Diffuse Intrinsic Pontine Glioma (DIPG) is a fatal pediatric brainstem tumor driven by H3.3K27M oncohistone mutations, which reprogram Polycomb repressive complex 2 (PRC2). By acting as a “molecular poison” for PRC2 catalytic activity, K27M induces global depletion of H3K27me3 marks, consequently deregulating epigenetic states and developmental gene expression programs. At the cellular level, DIPG exhibits marked intratumoral transcriptional heterogeneity, comprising transcriptional programs matching astrocyte-like (AC), oligodendrocyte-like (OC), oligodendrocyte progenitor-like (OPC), and mesenchymal-like (MES) cells, reflecting intrinsic aberrant neurodevelopmental states.
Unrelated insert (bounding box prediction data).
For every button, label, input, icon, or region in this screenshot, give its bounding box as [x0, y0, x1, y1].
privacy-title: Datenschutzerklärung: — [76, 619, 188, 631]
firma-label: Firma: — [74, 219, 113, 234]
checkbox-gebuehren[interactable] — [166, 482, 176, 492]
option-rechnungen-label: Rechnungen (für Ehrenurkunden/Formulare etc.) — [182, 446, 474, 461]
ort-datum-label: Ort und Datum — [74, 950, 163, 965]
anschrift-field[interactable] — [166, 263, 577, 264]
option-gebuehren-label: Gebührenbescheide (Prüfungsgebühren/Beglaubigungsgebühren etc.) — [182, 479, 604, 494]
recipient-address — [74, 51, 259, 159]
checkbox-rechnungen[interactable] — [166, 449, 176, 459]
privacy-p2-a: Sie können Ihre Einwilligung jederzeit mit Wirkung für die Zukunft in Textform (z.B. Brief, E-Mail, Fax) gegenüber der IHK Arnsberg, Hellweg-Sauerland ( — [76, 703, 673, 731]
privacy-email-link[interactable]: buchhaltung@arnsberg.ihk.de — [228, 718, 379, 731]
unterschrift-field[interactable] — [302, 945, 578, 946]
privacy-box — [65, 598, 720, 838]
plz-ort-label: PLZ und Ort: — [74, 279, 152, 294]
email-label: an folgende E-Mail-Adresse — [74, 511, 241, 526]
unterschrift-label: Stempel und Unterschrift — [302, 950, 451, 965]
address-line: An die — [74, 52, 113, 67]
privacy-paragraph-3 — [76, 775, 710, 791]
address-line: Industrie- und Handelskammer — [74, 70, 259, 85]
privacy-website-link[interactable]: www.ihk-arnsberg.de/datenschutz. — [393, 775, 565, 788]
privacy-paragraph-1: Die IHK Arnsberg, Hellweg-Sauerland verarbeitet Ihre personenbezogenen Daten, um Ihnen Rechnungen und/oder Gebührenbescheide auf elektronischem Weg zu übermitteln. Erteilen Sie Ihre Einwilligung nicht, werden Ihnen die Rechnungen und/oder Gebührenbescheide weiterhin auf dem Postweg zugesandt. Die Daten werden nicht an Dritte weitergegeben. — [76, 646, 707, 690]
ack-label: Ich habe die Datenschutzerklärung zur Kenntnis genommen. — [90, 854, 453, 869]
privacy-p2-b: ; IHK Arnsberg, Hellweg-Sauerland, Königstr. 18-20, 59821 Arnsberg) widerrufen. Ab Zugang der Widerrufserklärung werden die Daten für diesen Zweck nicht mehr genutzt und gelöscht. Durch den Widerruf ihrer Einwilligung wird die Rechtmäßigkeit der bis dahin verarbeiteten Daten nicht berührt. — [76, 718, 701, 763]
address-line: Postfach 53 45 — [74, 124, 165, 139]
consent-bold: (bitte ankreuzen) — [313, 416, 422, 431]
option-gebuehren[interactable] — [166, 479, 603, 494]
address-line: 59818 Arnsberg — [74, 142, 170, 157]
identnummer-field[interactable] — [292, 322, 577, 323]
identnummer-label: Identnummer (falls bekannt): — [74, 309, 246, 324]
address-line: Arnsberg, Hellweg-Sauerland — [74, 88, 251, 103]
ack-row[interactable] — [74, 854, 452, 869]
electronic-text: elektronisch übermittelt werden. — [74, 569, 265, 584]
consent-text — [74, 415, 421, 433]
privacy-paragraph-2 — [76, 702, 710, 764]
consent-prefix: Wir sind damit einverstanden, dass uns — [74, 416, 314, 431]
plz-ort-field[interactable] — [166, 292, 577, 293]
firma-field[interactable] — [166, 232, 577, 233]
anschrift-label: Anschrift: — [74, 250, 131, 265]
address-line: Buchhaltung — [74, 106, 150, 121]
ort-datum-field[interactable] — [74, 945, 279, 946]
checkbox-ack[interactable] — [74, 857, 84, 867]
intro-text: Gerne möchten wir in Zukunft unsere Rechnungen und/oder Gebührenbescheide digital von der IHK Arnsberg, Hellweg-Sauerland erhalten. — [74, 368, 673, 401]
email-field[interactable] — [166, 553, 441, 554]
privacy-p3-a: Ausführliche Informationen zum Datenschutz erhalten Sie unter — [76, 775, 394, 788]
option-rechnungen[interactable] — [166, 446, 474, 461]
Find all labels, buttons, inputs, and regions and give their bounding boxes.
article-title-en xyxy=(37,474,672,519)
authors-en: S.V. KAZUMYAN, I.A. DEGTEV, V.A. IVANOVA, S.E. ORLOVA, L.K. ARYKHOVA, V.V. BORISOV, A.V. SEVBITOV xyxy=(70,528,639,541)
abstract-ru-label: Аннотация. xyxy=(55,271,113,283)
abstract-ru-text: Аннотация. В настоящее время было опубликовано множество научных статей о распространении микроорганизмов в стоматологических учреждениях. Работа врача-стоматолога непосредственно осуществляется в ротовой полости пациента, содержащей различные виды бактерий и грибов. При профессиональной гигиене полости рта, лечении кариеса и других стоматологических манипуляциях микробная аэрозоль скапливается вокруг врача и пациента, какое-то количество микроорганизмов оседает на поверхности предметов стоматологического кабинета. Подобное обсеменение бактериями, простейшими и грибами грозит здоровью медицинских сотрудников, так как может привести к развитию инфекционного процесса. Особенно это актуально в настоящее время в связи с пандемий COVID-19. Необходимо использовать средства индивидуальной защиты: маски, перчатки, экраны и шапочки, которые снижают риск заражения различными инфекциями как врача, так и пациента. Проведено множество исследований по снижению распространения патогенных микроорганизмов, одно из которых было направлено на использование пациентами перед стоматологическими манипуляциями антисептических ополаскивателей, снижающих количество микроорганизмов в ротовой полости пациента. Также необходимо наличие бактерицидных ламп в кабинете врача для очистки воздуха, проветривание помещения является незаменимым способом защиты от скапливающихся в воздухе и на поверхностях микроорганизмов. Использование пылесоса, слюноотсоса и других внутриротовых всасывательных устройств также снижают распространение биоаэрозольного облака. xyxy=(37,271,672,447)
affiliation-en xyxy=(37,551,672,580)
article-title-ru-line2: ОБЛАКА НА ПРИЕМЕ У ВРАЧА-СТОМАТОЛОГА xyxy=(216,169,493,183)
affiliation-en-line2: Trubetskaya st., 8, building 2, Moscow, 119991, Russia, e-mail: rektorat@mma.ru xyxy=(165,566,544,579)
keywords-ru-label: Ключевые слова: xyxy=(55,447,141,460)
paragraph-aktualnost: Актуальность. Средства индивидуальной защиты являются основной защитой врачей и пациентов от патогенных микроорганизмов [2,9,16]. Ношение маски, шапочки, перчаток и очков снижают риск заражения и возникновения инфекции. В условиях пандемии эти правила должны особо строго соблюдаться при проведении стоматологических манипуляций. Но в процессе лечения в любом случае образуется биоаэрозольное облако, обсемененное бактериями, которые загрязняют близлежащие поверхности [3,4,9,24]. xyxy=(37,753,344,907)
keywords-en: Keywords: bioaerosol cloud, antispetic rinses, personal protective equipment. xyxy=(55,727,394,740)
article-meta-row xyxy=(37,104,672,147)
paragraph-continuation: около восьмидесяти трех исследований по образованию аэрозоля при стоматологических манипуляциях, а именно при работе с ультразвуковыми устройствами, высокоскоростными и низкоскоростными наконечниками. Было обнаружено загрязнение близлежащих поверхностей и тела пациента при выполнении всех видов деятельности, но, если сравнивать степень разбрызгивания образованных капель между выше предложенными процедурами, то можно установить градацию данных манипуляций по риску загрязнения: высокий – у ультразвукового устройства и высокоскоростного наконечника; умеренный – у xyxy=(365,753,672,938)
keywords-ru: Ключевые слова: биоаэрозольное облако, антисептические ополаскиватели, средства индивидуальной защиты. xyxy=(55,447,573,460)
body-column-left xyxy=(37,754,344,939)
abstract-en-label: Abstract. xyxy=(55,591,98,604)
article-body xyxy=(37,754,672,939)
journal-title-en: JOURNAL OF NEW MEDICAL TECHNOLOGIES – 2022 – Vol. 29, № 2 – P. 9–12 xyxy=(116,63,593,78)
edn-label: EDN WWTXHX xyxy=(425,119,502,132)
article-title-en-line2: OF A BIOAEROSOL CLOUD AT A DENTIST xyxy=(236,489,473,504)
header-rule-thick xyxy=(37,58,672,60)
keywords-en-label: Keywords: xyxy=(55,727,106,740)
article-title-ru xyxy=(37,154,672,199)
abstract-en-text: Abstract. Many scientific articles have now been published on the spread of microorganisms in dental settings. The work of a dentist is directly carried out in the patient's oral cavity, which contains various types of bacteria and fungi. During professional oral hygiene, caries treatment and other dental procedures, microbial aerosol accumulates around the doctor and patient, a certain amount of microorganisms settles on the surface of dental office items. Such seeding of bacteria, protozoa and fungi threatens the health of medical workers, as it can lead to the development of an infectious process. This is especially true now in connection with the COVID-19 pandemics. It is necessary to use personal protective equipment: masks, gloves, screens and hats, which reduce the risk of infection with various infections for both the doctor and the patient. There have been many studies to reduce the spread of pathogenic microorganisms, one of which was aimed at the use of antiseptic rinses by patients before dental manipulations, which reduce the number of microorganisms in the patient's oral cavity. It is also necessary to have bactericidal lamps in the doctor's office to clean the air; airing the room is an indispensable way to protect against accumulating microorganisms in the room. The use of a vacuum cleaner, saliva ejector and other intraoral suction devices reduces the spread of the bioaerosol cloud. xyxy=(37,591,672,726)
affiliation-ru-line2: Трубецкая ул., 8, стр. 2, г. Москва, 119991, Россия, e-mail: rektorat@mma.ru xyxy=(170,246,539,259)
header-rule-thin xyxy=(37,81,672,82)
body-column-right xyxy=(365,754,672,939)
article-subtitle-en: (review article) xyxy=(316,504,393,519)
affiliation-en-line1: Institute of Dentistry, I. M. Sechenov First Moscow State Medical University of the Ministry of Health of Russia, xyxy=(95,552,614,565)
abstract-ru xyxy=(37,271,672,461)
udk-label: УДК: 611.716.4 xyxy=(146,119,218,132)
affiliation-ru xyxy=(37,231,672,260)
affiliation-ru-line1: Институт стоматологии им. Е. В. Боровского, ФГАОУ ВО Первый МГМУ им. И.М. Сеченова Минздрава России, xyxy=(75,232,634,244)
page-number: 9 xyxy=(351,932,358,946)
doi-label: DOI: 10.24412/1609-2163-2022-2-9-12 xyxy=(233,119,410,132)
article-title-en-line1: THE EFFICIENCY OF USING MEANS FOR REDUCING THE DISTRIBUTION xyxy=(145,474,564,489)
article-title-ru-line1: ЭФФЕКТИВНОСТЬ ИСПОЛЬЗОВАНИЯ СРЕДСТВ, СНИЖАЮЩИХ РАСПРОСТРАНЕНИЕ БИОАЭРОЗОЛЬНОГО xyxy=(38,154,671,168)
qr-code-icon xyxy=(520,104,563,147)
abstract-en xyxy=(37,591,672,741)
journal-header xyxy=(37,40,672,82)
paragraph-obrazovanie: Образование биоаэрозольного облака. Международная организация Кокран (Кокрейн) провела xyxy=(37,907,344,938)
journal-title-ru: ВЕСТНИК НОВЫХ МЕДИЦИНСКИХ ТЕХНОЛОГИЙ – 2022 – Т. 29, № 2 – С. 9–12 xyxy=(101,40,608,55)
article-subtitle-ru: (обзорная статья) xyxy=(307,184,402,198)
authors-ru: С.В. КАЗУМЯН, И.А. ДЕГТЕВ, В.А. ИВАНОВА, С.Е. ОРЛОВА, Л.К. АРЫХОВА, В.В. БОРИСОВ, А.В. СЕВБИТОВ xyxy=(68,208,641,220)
Such plasticity confers consistent proliferative capacity and intrinsic aggressiveness in DIPG tumors, which highly depend on proper chromatin organization. While epigenetic regulators have been extensively studied in recent years, chromatin architectural proteins (CAPs) remain unexplored in the DIPG context. Among molecular targets identified by an unbiased chromatin proteomics screening, HMGB2 emerged as a selectively enriched protein in chromatin fractions of DIPG tumors compared to glioblastoma. As a DNA-bending CAP known to play a role in DNA replication and DNA damage responses (DDR), HMGB2 represented a promising therapeutic target for investigation in the context of DIPG tumors. Using complementary genetic models (Tet-ON shRNA knockdown and CRISPR-Cas9 knockout) in patient-derived DIPG7 cells, we demonstrated that HMGB2 is essential for cell proliferation and viability. Its loss causes cells to arrest in G1 phase, transcriptional downregulation of replication factors (ORC complex), and compromised DNA damage responses, as shown by flow cytometry analysis of cell cycle and immunofluorescence assays of γH2AX. Complementary, bulk transcriptomics revealed that HMGB2 depletion constrains cells toward an oligodendrocyte progenitor-like (OPC) transcriptional state, characterized by reduced proliferative output and altered differentiation dynamics. This state is associated with attenuation of oncogenic stemness programs, suggesting that HMGB2 is required to sustain the coupling between progenitor identity and active cell cycle progression. Our data support a model in which HMGB2 functions as a chromatin scaffolder, linking DNA damage responses, replication competence, and lineage plasticity in H3.K27M DIPG tumors.